El muerto es suyo. Y aunque intenten disimularlo no les disgusta -por no decir otra cosa- que haya fallecido en la cárcel. Era un anciano con una pésima salud y que padecía un alzhéimer agravado en los últimos años, pero les da exactamente igual que ese octogenario se disolviera en la soledad de la prisión sin saber ya ni su nombre. Más allá del cumplimiento de la pena, desde la tarde de anteayer revolotean como cuervos diligentes alrededor del difunto para denunciar cualquier señal de conmiseración como una villanía intolerable. Blanquearlo, lo llaman. No blanqueen al muerto, insisten. Ni una lágrima, ni un rictus de compasión o de horror, ni recordar lo que pudo haber hecho de bien en la vida. Los valerosos necrófagos confunden una condena judicial con una muerte civil que, a su juicio, debe avanzar más allá de la agonía y el finiquito biológico, una muerte civil ad aeternum, una interminable maldición en papel timbrado de cuyo cumplimiento son escrupulosos custodios. Si musitas una palabra de misericordia eres un hediondo cómplice de las canalladas y desafueros del muerto.

Han decretado que el muerto es suyo y suyo es el derecho a administrarlo simbólicamente en su particular carnicería moral. Como todos los demás que están en la trena por este asunto, por unos delitos cuya honda y abusiva gravedad no se le escapa a nadie y que sin duda deben purgar. En cierta forma, además de cumplir sentencia, son rehenes para políticos y periodistas que ven en unas condenas cuyo filón está lejos de agotarse. Pero, esto. Este tratamiento sañudo a un inválido que ya no reconocía a nadie, que se pasaba las horas en una silla de ruedas, y cuyo fallecimiento se comunica a los familiares por una escueta llamada telefónica. Esta situación te lleva a un pálpito de desasosiego y espanto que, asombrosamente, no tendrá ningún responsable, ni siquiera alguien que explique cómo se desembocó en esta crónica anunciada entre cuatro paredes.

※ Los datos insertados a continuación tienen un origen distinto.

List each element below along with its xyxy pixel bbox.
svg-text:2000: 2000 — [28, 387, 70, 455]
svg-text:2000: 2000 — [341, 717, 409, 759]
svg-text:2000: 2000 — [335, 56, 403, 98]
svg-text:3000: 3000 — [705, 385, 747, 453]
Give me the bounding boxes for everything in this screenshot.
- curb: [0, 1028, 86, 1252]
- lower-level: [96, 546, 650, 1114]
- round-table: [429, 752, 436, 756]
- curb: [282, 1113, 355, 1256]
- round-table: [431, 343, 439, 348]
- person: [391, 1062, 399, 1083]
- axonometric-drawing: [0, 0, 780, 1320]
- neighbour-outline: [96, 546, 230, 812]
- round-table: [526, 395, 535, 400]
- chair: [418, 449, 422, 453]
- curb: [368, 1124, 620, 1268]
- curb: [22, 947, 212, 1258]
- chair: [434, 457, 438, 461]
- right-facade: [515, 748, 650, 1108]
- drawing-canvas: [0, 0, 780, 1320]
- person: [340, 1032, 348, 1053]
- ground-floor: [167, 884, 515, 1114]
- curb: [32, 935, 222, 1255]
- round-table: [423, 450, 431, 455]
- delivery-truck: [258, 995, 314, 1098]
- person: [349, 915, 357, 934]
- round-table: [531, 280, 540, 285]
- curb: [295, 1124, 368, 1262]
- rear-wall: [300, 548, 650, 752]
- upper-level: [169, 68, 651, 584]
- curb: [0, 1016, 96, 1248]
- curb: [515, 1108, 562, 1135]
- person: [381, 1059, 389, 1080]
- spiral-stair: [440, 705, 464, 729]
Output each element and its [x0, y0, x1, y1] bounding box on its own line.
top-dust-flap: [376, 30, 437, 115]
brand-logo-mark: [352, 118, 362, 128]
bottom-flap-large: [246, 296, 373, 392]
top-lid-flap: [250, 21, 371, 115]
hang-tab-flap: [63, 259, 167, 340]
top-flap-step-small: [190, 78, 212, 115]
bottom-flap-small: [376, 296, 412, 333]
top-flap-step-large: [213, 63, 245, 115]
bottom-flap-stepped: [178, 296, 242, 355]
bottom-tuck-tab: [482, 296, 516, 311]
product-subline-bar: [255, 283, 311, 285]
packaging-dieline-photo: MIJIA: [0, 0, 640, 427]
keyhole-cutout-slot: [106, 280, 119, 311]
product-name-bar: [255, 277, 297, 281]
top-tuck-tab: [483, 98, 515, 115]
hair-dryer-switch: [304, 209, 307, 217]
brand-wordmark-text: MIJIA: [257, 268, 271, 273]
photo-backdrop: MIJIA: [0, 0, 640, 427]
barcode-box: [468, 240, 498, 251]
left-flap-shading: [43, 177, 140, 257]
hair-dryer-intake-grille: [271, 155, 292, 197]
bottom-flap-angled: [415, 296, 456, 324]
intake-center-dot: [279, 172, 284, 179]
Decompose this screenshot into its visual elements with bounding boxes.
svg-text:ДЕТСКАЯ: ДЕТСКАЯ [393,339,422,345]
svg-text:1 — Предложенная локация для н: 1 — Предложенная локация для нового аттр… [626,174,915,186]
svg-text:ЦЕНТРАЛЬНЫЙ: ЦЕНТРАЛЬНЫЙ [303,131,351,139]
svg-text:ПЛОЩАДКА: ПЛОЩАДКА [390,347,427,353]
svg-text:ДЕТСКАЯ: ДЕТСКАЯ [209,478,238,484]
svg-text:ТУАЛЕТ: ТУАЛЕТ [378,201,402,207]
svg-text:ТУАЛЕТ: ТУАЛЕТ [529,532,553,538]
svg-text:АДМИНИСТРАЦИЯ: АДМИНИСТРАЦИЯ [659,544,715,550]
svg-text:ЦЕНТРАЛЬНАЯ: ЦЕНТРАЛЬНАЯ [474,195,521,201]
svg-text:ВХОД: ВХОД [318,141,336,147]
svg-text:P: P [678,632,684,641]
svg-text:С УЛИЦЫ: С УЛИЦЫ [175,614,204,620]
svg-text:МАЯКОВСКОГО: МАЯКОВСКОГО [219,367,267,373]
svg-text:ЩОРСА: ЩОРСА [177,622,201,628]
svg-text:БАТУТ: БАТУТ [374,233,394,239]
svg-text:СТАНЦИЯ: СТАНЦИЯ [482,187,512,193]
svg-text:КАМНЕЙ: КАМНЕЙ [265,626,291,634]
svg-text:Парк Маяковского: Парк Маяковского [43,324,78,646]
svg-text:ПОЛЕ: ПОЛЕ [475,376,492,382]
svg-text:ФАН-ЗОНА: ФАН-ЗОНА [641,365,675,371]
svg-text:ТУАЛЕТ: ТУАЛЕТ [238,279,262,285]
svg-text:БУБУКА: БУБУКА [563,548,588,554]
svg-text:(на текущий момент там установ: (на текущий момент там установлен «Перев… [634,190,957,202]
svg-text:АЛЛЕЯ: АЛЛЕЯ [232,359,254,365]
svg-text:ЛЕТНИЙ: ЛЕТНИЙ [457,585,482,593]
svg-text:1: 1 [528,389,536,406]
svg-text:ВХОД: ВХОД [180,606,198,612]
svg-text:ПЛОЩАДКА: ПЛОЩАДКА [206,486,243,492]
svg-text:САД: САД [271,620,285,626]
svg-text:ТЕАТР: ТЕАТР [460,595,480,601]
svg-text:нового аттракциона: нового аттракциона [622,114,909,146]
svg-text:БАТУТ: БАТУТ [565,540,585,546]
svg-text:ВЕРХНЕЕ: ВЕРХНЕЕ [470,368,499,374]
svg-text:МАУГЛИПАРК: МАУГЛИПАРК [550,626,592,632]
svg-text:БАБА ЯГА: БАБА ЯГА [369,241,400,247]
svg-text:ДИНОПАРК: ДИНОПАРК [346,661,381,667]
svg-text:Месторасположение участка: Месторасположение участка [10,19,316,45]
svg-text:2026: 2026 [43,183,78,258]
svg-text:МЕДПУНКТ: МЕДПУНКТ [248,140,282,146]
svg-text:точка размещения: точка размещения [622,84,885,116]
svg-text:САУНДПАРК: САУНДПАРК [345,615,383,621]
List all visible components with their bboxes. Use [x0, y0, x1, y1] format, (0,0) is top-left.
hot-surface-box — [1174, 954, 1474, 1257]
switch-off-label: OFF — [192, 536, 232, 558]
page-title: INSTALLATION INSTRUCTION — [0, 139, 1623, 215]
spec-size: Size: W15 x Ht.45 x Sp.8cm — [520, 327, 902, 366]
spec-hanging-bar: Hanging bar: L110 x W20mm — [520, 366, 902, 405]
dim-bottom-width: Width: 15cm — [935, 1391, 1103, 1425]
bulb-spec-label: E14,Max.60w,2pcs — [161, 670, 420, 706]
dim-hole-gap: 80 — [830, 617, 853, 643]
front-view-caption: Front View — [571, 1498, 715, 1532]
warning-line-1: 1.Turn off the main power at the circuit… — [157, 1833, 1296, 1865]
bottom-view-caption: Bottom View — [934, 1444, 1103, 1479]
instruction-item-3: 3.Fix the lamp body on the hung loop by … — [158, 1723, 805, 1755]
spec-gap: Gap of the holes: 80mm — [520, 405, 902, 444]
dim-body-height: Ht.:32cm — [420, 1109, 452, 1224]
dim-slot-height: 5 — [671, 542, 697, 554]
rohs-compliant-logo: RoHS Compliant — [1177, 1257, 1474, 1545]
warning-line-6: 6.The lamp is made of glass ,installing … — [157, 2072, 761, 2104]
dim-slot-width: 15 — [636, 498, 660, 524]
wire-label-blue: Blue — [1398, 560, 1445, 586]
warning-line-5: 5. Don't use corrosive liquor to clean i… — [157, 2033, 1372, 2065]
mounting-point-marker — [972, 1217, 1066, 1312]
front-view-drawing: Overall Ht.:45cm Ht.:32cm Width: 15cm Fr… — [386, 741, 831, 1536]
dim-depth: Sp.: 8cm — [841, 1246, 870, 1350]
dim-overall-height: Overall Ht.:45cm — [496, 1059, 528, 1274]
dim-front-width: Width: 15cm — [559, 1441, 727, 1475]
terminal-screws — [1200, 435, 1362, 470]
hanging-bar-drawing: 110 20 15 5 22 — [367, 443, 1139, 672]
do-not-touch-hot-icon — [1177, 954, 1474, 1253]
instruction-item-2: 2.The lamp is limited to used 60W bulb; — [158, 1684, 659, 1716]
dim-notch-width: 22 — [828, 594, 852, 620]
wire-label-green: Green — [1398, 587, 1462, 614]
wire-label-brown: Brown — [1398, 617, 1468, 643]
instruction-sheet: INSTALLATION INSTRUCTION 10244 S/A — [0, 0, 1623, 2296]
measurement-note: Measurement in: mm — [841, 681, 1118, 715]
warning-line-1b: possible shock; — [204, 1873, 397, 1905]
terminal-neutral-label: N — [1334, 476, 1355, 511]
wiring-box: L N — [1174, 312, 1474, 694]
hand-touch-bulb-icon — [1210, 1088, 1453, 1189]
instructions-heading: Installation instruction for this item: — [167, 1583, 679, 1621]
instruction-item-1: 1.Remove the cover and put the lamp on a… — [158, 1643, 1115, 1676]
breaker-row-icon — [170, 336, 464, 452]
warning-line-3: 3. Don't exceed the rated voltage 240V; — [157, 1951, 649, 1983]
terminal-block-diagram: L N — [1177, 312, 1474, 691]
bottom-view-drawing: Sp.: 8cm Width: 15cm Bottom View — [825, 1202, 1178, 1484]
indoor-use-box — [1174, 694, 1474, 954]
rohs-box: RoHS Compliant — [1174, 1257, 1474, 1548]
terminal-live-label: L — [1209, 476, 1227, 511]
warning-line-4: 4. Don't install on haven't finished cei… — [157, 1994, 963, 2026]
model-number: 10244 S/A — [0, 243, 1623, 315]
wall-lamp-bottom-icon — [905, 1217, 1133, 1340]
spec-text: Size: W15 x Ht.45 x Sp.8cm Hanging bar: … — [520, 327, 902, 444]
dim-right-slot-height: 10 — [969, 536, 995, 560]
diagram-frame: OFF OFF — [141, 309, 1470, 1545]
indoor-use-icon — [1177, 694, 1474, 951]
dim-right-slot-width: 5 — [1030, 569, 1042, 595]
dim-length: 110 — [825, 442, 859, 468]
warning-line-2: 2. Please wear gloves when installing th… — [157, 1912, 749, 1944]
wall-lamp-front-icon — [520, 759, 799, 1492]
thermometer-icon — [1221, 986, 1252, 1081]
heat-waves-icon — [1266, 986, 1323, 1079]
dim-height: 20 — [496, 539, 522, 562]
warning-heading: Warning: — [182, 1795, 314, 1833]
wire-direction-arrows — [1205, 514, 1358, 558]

La compasión es quizás la forma más rara de generosidad. La compasión por los que han obrado mal, han cometido delitos o practicado vilezas o atropellos no es una extravagancia. Todos merecemos una compasión que además es o puede llegar a ser una vía de conocimiento. "Nadie puede quedarse en sí mismo", escribió Enmanuel Levinas, "pues la humanidad del hombre, la subjetividad, es una responsabilidad por los otros, una vulnerabilidad extrema". Como somos moralmente responsables de nuestra relación con los otros compartimos su horror, su dolor o su angustia. Compadecer es intentar entender ese núcleo espantoso de vulnerabilidad que nos hace humanos. Entender comportamientos éticamente intolerables nos ayuda a convivir mejor y secar las raíces de abusos, engaños y miserias. Porque el otro -también el culpable- es siempre algo más que sus actos. Las pequeñas hienas que confunden informar con tener la razón deberían tranquilizarse y reparar en sus pequeñas, malolientes contradicciones. El periodismo es un inacabable ejercicio de comprensión y jamás exige como último acto de servicio escupir sobre una tumba.